Banks are in the business of lending money, not owning and operating real estate. By selling the note rather than going through the expensive and sometimes drawn out process of foreclosing, a bank stays out of the chain of title, doesn’t become liable for the property’s environmental conditions and doesn’t have to worry about the time—and expense—of other property management and ownership issues. Add in the cost and effort of marketing the property to potential buyers following the foreclosure and the numerous existing properties already being carried on their books, and you can see why banks were looking for an alternative to foreclosures. Selling its debt has provided that alternative avenue.
The Notable Capital Fund recognizes the obvious benefit of purchasing distressed notes — the opportunity to obtain the loan and underlying property at a steep discount from its initial price. This discount provides a high margin for potential profit on the note depending upon how we reposition the debt with the borrower, and provides the borrower an opportunity to remain in their home and avoid foreclosure.
Due Diligence And Repositioning
Although purchasing distressed or nonperforming notes can be a highly lucrative asset class, the same level of due diligence is required to evaluate the note based both on the characteristics of the note as well as the property on which it is secured. The type of diligence that we perform in any real estate transaction depends upon both the type of transaction and the kind of asset which is being purchased or encumbered. Typically it involves review of the note, deed of trust, chain of title, unpaid taxes/liens and borrowers affordability and willingness to stay in their home.
After due diligence and the successful acquisition of the note, we can then “reposition” the note, essentially transforming it from a non-performing asset into a performing asset. This is done by working with the borrower to modify the parameters of the note to provide them a reasonable plan to resume their payments on the debt. Commonly known as a loan modification, we can change the interest rate, the length of the loan term or even the amount of the loan to better match the borrower’s payment ability. This allows the borrower to avoid foreclosure by resuming their debt payments and provides the Notable Capital Fund income on an asset that was previously considered a liability.
Performance From Repositioned Notes
Once we establish an agreement with the borrower and performance has been established, an income stream is realized from the repositioned note, converting it from a distressed note to a performing asset. We then have the flexibility to hold the note for income or we can liquidate the repositioned & performing note to another investor at a discount of face value, realizing a profit from our acquisition and repositioning costs, and generating new capital to reinvest in new distressed notes or value-added properties.
The volume of non-performing real estate loans has picked up dramatically over the past 5 years as banks seek to shrink their balance sheets as their capital base falls.

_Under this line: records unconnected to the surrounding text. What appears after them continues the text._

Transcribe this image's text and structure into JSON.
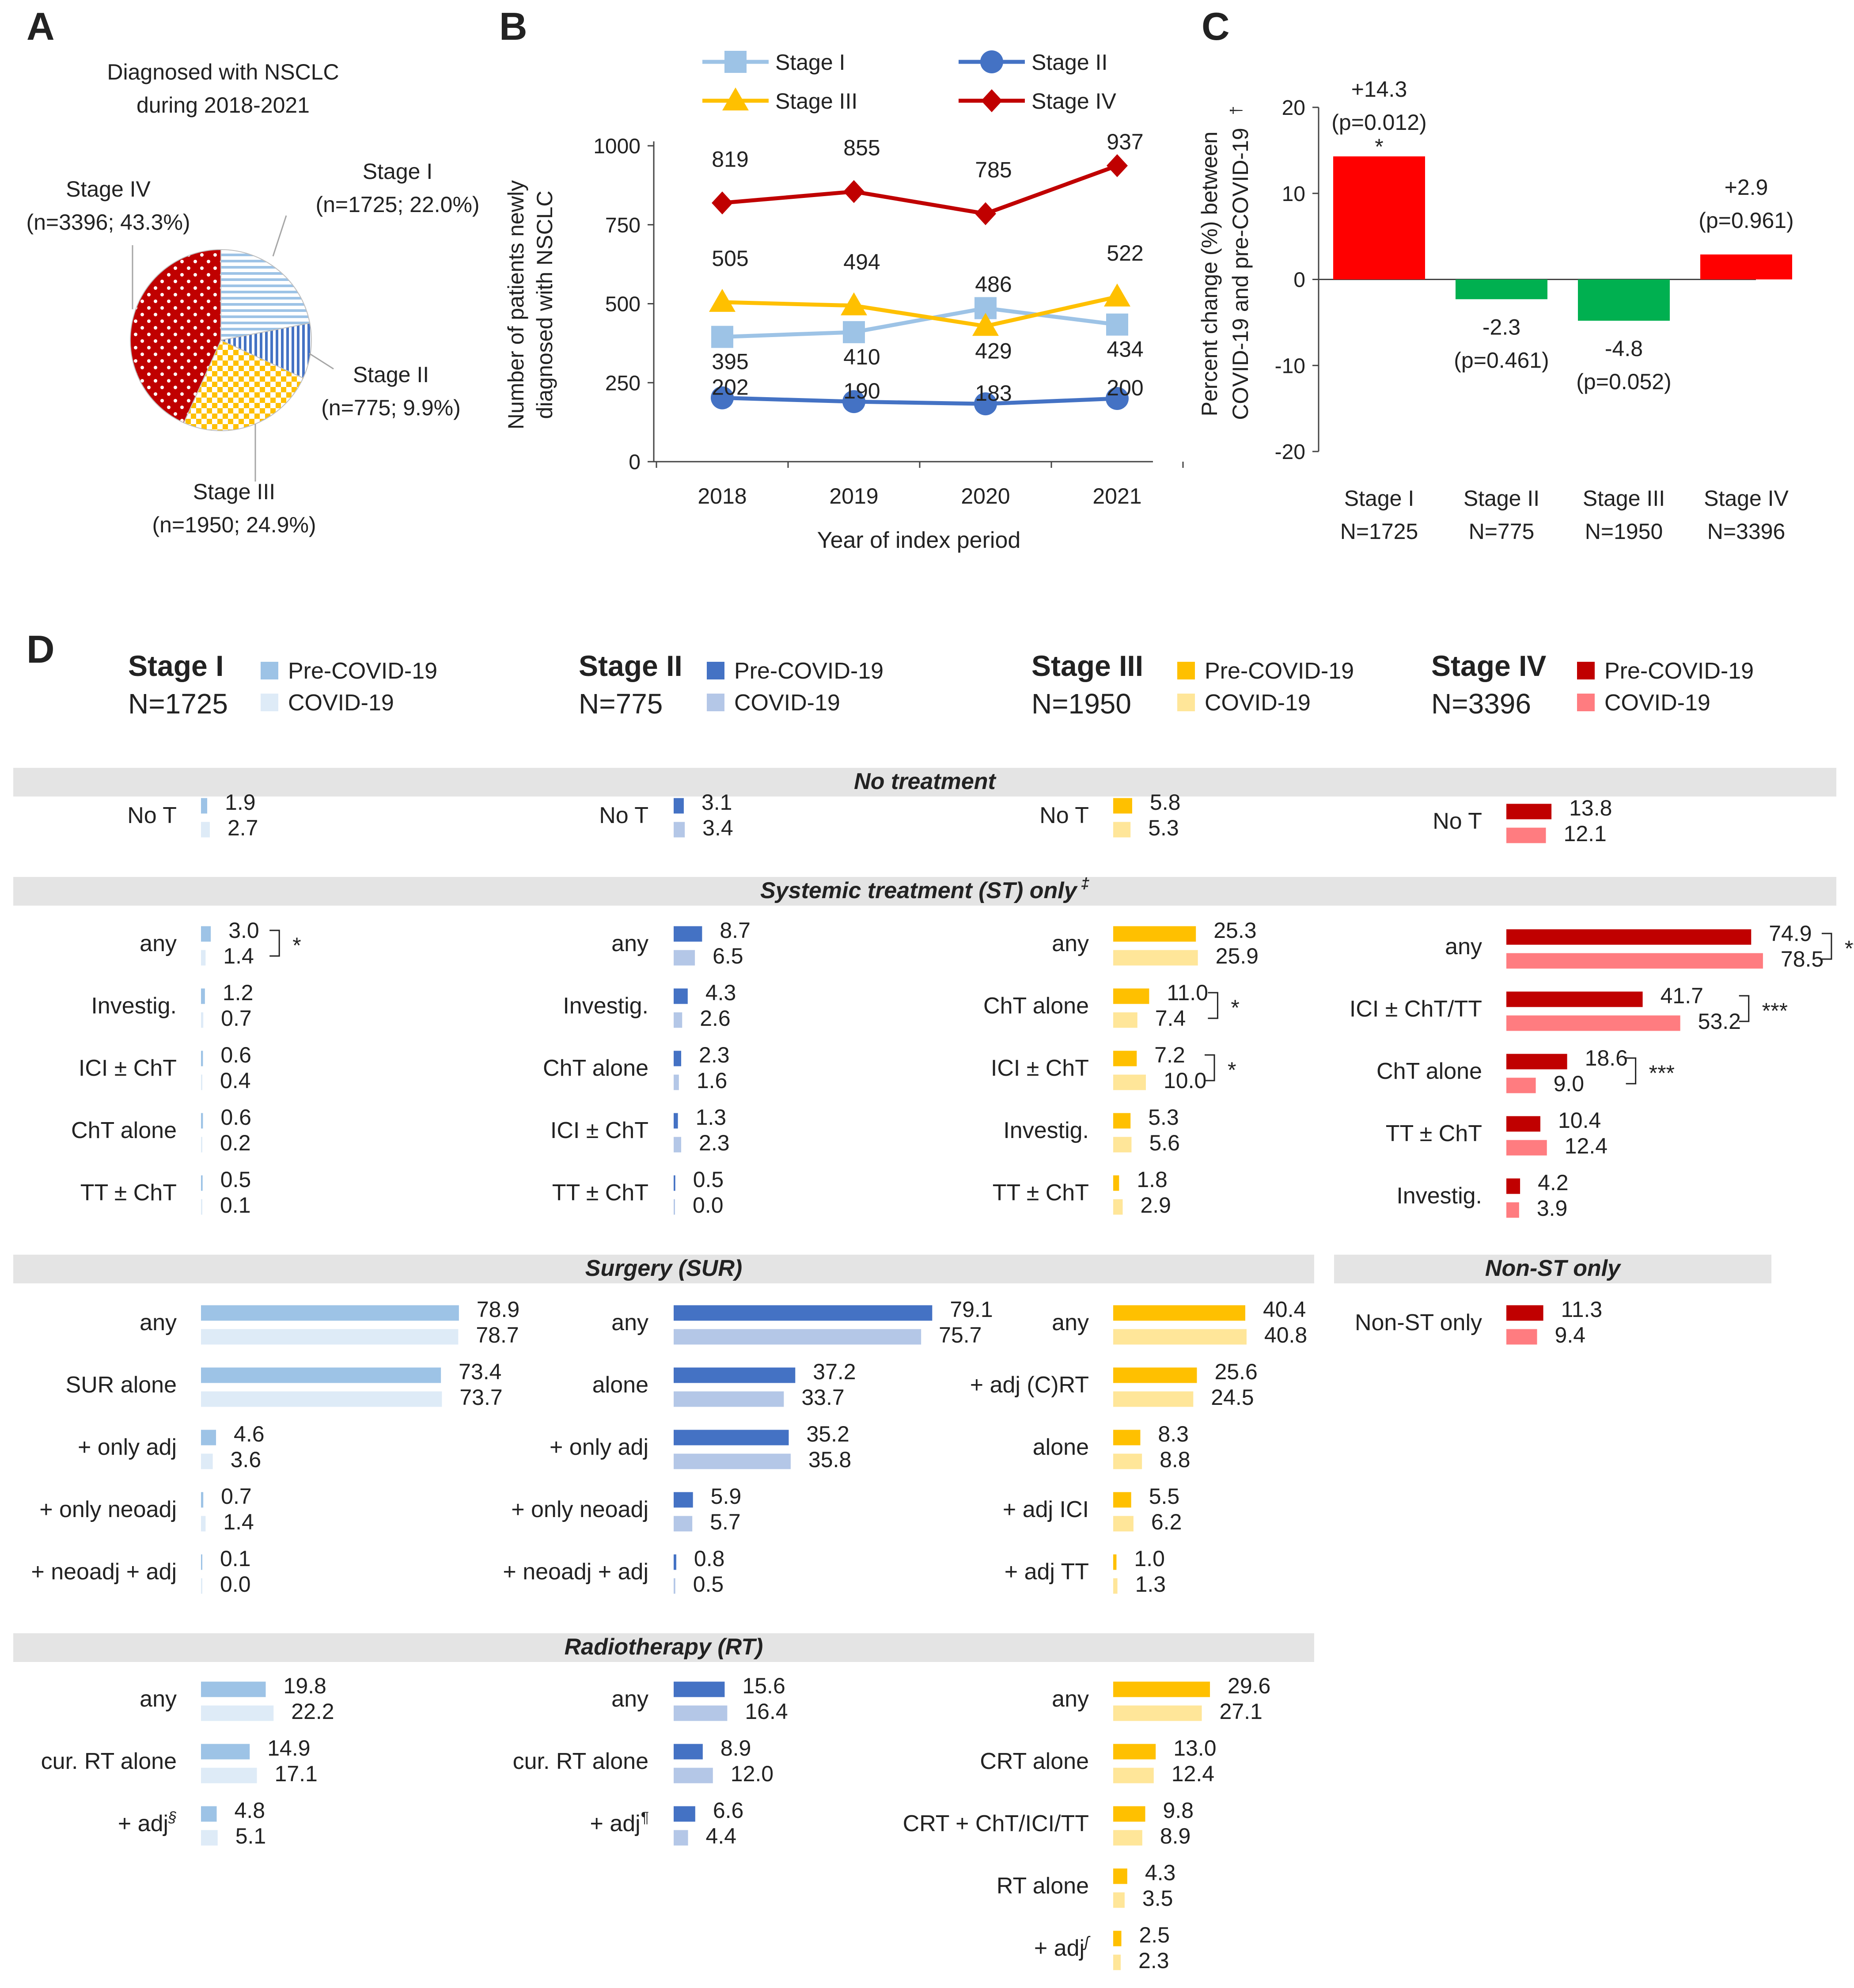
{
  "colors": {
    "stage1": "#9dc3e6",
    "stage1_light": "#deebf7",
    "stage2": "#4472c4",
    "stage2_light": "#b4c7e7",
    "stage3": "#ffc000",
    "stage3_light": "#ffe699",
    "stage4": "#c00000",
    "stage4_light": "#ff7c80",
    "green": "#00b050",
    "red": "#ff0000",
    "section_bg": "#e4e4e4"
  },
  "panel_letters": [
    "A",
    "B",
    "C",
    "D"
  ],
  "chart_data": [
    {
      "panel": "A",
      "type": "pie",
      "title_lines": [
        "Diagnosed with NSCLC",
        "during 2018-2021"
      ],
      "slices": [
        {
          "name": "Stage I",
          "n": 1725,
          "pct": 22.0,
          "label": "(n=1725; 22.0%)",
          "pattern": "horizontal-lines",
          "color": "#9dc3e6"
        },
        {
          "name": "Stage II",
          "n": 775,
          "pct": 9.9,
          "label": "(n=775; 9.9%)",
          "pattern": "vertical-lines",
          "color": "#4472c4"
        },
        {
          "name": "Stage III",
          "n": 1950,
          "pct": 24.9,
          "label": "(n=1950; 24.9%)",
          "pattern": "checker",
          "color": "#ffc000"
        },
        {
          "name": "Stage IV",
          "n": 3396,
          "pct": 43.3,
          "label": "(n=3396; 43.3%)",
          "pattern": "dots",
          "color": "#c00000"
        }
      ]
    },
    {
      "panel": "B",
      "type": "line",
      "ylabel_lines": [
        "Number of patients newly",
        "diagnosed with NSCLC"
      ],
      "xlabel": "Year of index period",
      "ylim": [
        0,
        1000
      ],
      "yticks": [
        0,
        250,
        500,
        750,
        1000
      ],
      "categories": [
        "2018",
        "2019",
        "2020",
        "2021"
      ],
      "series": [
        {
          "name": "Stage I",
          "color": "#9dc3e6",
          "marker": "square",
          "values": [
            395,
            410,
            486,
            434
          ]
        },
        {
          "name": "Stage II",
          "color": "#4472c4",
          "marker": "circle",
          "values": [
            202,
            190,
            183,
            200
          ]
        },
        {
          "name": "Stage III",
          "color": "#ffc000",
          "marker": "triangle",
          "values": [
            505,
            494,
            429,
            522
          ]
        },
        {
          "name": "Stage IV",
          "color": "#c00000",
          "marker": "diamond",
          "values": [
            819,
            855,
            785,
            937
          ]
        }
      ]
    },
    {
      "panel": "C",
      "type": "bar",
      "ylabel_lines": [
        "Percent change (%) between",
        "COVID-19 and pre-COVID-19"
      ],
      "ylabel_mark": "†",
      "ylim": [
        -20,
        20
      ],
      "yticks": [
        -20,
        -10,
        0,
        10,
        20
      ],
      "categories": [
        "Stage I",
        "Stage II",
        "Stage III",
        "Stage IV"
      ],
      "category_n": [
        "N=1725",
        "N=775",
        "N=1950",
        "N=3396"
      ],
      "values": [
        14.3,
        -2.3,
        -4.8,
        2.9
      ],
      "value_labels": [
        "+14.3",
        "-2.3",
        "-4.8",
        "+2.9"
      ],
      "p_labels": [
        "(p=0.012)",
        "(p=0.461)",
        "(p=0.052)",
        "(p=0.961)"
      ],
      "significance": [
        "*",
        "",
        "",
        ""
      ]
    },
    {
      "panel": "D",
      "type": "bar",
      "orientation": "horizontal",
      "legend": {
        "pre": "Pre-COVID-19",
        "covid": "COVID-19"
      },
      "stages": [
        {
          "name": "Stage I",
          "n": "N=1725"
        },
        {
          "name": "Stage II",
          "n": "N=775"
        },
        {
          "name": "Stage III",
          "n": "N=1950"
        },
        {
          "name": "Stage IV",
          "n": "N=3396"
        }
      ],
      "sections": [
        {
          "title": "No treatment",
          "mark": "",
          "columns": [
            [
              {
                "label": "No T",
                "pre": 1.9,
                "covid": 2.7
              }
            ],
            [
              {
                "label": "No T",
                "pre": 3.1,
                "covid": 3.4
              }
            ],
            [
              {
                "label": "No T",
                "pre": 5.8,
                "covid": 5.3
              }
            ],
            [
              {
                "label": "No T",
                "pre": 13.8,
                "covid": 12.1
              }
            ]
          ]
        },
        {
          "title": "Systemic treatment (ST) only",
          "mark": "‡",
          "columns": [
            [
              {
                "label": "any",
                "pre": 3.0,
                "covid": 1.4,
                "sig": "*"
              },
              {
                "label": "Investig.",
                "pre": 1.2,
                "covid": 0.7
              },
              {
                "label": "ICI ± ChT",
                "pre": 0.6,
                "covid": 0.4
              },
              {
                "label": "ChT alone",
                "pre": 0.6,
                "covid": 0.2
              },
              {
                "label": "TT ± ChT",
                "pre": 0.5,
                "covid": 0.1
              }
            ],
            [
              {
                "label": "any",
                "pre": 8.7,
                "covid": 6.5
              },
              {
                "label": "Investig.",
                "pre": 4.3,
                "covid": 2.6
              },
              {
                "label": "ChT alone",
                "pre": 2.3,
                "covid": 1.6
              },
              {
                "label": "ICI ± ChT",
                "pre": 1.3,
                "covid": 2.3
              },
              {
                "label": "TT ± ChT",
                "pre": 0.5,
                "covid": 0.0
              }
            ],
            [
              {
                "label": "any",
                "pre": 25.3,
                "covid": 25.9
              },
              {
                "label": "ChT alone",
                "pre": 11.0,
                "covid": 7.4,
                "sig": "*"
              },
              {
                "label": "ICI ± ChT",
                "pre": 7.2,
                "covid": 10.0,
                "sig": "*"
              },
              {
                "label": "Investig.",
                "pre": 5.3,
                "covid": 5.6
              },
              {
                "label": "TT ± ChT",
                "pre": 1.8,
                "covid": 2.9
              }
            ],
            [
              {
                "label": "any",
                "pre": 74.9,
                "covid": 78.5,
                "sig": "***"
              },
              {
                "label": "ICI ± ChT/TT",
                "pre": 41.7,
                "covid": 53.2,
                "sig": "***"
              },
              {
                "label": "ChT alone",
                "pre": 18.6,
                "covid": 9.0,
                "sig": "***"
              },
              {
                "label": "TT ± ChT",
                "pre": 10.4,
                "covid": 12.4
              },
              {
                "label": "Investig.",
                "pre": 4.2,
                "covid": 3.9
              }
            ]
          ]
        },
        {
          "title": "Surgery (SUR)",
          "mark": "",
          "columns": [
            [
              {
                "label": "any",
                "pre": 78.9,
                "covid": 78.7
              },
              {
                "label": "SUR alone",
                "pre": 73.4,
                "covid": 73.7
              },
              {
                "label": "+ only adj",
                "pre": 4.6,
                "covid": 3.6
              },
              {
                "label": "+ only neoadj",
                "pre": 0.7,
                "covid": 1.4
              },
              {
                "label": "+ neoadj + adj",
                "pre": 0.1,
                "covid": 0.0
              }
            ],
            [
              {
                "label": "any",
                "pre": 79.1,
                "covid": 75.7
              },
              {
                "label": "alone",
                "pre": 37.2,
                "covid": 33.7
              },
              {
                "label": "+ only adj",
                "pre": 35.2,
                "covid": 35.8
              },
              {
                "label": "+ only neoadj",
                "pre": 5.9,
                "covid": 5.7
              },
              {
                "label": "+ neoadj + adj",
                "pre": 0.8,
                "covid": 0.5
              }
            ],
            [
              {
                "label": "any",
                "pre": 40.4,
                "covid": 40.8
              },
              {
                "label": "+ adj (C)RT",
                "pre": 25.6,
                "covid": 24.5
              },
              {
                "label": "alone",
                "pre": 8.3,
                "covid": 8.8
              },
              {
                "label": "+ adj ICI",
                "pre": 5.5,
                "covid": 6.2
              },
              {
                "label": "+ adj TT",
                "pre": 1.0,
                "covid": 1.3
              }
            ]
          ]
        },
        {
          "title": "Non-ST only",
          "mark": "",
          "columns": [
            [
              {
                "label": "Non-ST only",
                "pre": 11.3,
                "covid": 9.4
              }
            ]
          ]
        },
        {
          "title": "Radiotherapy (RT)",
          "mark": "",
          "columns": [
            [
              {
                "label": "any",
                "pre": 19.8,
                "covid": 22.2
              },
              {
                "label": "cur. RT alone",
                "pre": 14.9,
                "covid": 17.1
              },
              {
                "label": "+ adj",
                "sup": "§",
                "pre": 4.8,
                "covid": 5.1
              }
            ],
            [
              {
                "label": "any",
                "pre": 15.6,
                "covid": 16.4
              },
              {
                "label": "cur. RT alone",
                "pre": 8.9,
                "covid": 12.0
              },
              {
                "label": "+ adj",
                "sup": "¶",
                "pre": 6.6,
                "covid": 4.4
              }
            ],
            [
              {
                "label": "any",
                "pre": 29.6,
                "covid": 27.1
              },
              {
                "label": "CRT alone",
                "pre": 13.0,
                "covid": 12.4
              },
              {
                "label": "CRT + ChT/ICI/TT",
                "pre": 9.8,
                "covid": 8.9
              },
              {
                "label": "RT alone",
                "pre": 4.3,
                "covid": 3.5
              },
              {
                "label": "+ adj",
                "sup": "ʃ",
                "pre": 2.5,
                "covid": 2.3
              }
            ]
          ]
        }
      ]
    }
  ]
}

In both multifamily and residential real estate, there are now billions of dollars worth of outstanding, distressed debt. Whereas a few years ago, banks would have been more inclined to foreclose on a non-performing property, they are now choosing to sell the note. The primary reason is that for each dollar that a bank has on its books in loans, they are required by the federal government to keep anywhere from 6 to 10-times the amount in reserves. Now that these notes are climbing into the billions, banks are now willing to unload nonperforming notes to recover their capital reserves.